I think it's the very audacious nature of this genre that makes me seek out titles like Ninja Claws of the CIA and Super Ninja Kao Fong and the Five Fingernails of Doom. Not that I am known as a person who judges a book by it's cover but COME ON! How can you leave movies with those titles sitting on the video store shelf?

Such was my attraction to Nine Deaths of the Ninja, which for some would be considered brilliant and by others not to be worth using to line the bottom of the bird cage. I happily belong to the former.

Nine Deaths of the Ninja begins more or less as one would expect with a shirtless wonder battling his foe. Then the movie leads into an opening title sequence that to put it mildly takes all definitions of musical talent and throws them out the window and into the traffic. Three interpretive dance students twist, kick and twirl around a guy with a sword who looks appropriatly humiliated while the fog machine goes into overdrive. Meanwhile the opening track is a very awkward version of "I Keep on Dancin'" sung by a performer to whom "pitch" and "tone" are dirty words.

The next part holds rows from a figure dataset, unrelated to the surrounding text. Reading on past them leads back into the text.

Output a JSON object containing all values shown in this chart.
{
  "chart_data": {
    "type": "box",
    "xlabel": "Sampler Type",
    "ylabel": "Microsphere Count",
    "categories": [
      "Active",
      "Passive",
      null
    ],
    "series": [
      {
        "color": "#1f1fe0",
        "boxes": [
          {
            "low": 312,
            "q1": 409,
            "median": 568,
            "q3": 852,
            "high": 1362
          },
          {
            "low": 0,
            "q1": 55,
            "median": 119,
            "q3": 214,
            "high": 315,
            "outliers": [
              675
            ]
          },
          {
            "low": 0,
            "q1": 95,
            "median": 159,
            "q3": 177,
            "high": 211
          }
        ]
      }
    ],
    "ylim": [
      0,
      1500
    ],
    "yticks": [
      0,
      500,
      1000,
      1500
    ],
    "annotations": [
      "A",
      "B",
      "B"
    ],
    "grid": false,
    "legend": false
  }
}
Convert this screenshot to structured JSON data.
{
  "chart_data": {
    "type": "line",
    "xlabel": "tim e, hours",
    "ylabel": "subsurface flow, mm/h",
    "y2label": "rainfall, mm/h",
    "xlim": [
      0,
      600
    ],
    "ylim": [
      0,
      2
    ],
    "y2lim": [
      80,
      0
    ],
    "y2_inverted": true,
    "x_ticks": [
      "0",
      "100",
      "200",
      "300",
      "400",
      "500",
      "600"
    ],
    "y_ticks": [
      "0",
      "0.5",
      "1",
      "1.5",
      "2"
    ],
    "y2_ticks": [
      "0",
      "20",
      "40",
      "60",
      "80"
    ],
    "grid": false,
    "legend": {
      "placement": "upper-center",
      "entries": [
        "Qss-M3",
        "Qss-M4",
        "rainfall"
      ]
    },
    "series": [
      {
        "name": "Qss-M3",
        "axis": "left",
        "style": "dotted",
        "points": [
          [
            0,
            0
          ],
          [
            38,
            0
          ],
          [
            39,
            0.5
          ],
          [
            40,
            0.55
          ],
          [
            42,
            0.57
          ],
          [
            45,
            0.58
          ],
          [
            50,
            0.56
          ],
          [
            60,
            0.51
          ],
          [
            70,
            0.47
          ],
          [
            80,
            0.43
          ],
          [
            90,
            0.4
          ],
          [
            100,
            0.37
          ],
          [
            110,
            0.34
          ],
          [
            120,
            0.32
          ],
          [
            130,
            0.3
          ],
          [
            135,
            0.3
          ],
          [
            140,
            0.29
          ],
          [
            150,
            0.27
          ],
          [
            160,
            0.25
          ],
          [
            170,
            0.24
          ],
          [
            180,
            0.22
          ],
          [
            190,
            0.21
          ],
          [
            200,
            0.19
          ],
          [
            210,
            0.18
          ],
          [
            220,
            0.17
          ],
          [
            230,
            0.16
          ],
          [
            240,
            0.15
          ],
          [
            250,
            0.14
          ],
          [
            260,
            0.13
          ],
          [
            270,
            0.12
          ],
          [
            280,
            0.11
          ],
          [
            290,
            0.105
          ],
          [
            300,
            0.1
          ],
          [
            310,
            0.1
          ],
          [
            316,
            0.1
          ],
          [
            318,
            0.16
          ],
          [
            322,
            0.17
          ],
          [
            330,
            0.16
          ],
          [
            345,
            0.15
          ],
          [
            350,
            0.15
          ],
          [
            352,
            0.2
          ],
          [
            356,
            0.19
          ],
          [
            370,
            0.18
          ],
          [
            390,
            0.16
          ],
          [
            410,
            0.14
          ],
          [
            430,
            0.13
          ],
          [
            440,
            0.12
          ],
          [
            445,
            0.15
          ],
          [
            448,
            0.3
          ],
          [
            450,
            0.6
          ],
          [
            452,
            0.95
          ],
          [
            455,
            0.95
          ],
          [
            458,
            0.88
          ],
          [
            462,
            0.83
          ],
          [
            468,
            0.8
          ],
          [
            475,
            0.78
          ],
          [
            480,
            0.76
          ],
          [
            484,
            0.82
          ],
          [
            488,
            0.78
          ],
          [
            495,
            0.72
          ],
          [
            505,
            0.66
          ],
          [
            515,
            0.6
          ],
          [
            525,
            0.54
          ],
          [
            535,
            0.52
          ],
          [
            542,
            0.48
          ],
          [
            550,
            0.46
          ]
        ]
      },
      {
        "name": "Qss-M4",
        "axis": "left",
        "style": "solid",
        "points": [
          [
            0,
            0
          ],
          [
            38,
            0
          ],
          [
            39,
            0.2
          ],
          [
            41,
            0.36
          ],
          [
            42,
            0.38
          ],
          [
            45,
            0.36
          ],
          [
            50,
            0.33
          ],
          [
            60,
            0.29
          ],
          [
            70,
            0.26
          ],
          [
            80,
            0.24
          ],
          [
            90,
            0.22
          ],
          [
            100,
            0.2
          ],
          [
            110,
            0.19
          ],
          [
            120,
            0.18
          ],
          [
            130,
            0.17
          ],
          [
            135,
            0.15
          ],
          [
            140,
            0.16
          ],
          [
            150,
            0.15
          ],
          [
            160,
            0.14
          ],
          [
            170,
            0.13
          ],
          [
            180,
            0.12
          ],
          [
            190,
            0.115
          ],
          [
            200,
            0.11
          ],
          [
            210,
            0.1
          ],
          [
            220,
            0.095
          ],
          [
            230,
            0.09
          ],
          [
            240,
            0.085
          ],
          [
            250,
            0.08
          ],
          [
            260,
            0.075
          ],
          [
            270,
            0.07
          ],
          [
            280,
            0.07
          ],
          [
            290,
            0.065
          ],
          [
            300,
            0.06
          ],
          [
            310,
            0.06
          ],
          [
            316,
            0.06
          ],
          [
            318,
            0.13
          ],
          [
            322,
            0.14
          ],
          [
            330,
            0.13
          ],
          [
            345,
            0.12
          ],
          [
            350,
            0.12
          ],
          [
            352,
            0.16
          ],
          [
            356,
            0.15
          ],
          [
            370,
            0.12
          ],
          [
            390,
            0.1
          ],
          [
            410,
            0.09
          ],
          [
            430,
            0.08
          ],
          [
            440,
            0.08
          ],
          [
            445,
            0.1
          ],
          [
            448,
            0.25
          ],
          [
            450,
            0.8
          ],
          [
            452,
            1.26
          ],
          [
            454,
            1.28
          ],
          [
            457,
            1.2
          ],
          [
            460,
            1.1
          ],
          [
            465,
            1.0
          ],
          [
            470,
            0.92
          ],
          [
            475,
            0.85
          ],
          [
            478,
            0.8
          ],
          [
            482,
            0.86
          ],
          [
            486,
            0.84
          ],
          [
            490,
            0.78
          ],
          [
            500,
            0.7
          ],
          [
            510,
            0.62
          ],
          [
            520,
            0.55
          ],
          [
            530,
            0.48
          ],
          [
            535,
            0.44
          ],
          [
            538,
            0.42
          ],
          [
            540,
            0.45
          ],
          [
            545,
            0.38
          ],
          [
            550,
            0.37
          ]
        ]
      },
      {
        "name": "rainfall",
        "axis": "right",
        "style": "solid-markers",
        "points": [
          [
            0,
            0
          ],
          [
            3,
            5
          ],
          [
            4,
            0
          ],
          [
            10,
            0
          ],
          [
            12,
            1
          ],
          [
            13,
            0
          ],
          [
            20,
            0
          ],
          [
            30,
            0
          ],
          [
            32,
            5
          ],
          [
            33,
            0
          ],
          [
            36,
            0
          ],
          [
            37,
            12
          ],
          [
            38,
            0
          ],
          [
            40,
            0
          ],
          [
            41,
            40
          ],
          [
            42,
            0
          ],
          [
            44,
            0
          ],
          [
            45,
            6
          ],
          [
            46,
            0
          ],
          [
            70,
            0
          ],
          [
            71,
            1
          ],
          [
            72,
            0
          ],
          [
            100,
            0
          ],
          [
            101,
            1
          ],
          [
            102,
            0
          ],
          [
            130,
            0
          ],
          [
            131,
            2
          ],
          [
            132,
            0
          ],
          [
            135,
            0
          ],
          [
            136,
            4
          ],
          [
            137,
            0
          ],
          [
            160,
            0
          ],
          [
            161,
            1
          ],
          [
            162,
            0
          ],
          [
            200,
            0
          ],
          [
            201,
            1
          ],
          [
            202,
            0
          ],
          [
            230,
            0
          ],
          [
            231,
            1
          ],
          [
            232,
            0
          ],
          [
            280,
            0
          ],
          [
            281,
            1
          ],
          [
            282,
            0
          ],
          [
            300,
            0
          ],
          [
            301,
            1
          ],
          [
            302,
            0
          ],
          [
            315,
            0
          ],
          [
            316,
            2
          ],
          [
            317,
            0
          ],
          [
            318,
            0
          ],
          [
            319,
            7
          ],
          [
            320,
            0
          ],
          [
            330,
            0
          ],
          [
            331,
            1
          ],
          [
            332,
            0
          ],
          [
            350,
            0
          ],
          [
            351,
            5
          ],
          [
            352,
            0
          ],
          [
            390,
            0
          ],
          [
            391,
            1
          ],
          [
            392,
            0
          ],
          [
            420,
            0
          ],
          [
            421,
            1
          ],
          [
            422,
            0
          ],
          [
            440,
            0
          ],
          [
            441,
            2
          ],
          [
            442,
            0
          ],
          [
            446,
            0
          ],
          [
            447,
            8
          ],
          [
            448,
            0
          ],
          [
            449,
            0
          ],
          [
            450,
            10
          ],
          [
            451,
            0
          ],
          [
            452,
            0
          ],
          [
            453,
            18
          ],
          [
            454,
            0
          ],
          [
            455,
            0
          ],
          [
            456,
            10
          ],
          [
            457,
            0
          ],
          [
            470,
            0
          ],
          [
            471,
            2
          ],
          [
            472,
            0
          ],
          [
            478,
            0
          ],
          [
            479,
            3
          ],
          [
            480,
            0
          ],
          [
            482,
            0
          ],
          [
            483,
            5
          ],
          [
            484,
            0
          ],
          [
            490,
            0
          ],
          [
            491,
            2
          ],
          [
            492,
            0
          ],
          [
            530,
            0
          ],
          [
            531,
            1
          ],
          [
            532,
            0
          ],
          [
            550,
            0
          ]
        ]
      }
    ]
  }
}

That oddity out of the way, the movie can now begin. The three heroes are members of an anti-terrorist group, well not exactly members, they ARE the team. Anyway the latest assignment for the anti-terrorist unit is to take down a group of non anti-terrorists (!) who have taken hostages and demand that Rahji, a drug lord is let out of prison and while they are at it they also demand a cut back on the efforts to stop the Philippino drug trade. These bad guys aren't exactly tacticians at this sort of work because no one bother to offer up exactly HOW they are going to do this.

To their great relief, they won't have to think this thing through because almost from the moment that their little plan is hatched, they are made aware of the anti-terrorist unit. This probably has something to do with the three-man team showing up all over television in their little jumpsuits and all but shouting "Yee Haw! We Anti-Terrorist Unit!"

The most fun the movie has is with the bevy of bad guys thrown at the heroes as a deturrent. Those include The Mighty Midget Death Squad which are . . . exactly that, little midget assassins. Yes, three little killers in fedoras and sunglasses who try and make hash of our mighty heroes.

I saw this movie without subtitles but something tells me I didn't miss much. Somewhere along this very strange journey is some business involving a fairly large drug lord who can't stop laughing even when he takes his last breath. He's defended, for a time, by a team The Deadly Polo Assassination Team, yes a band of killer polo players. If that's not weird enough there is some business involving a babalicious madame named Honey Hump with a giant fro that I guess houses her arsenal of weaponry.

Finally after about an hour and half we get to the killer ninja squad, but there are only five, not nine. Of course, if you add in the Mighty Midget Death Squad, you could add four to that number except that there are six midgets and still the title wouldn't make any sense anyway and BOY am I reading too much into this.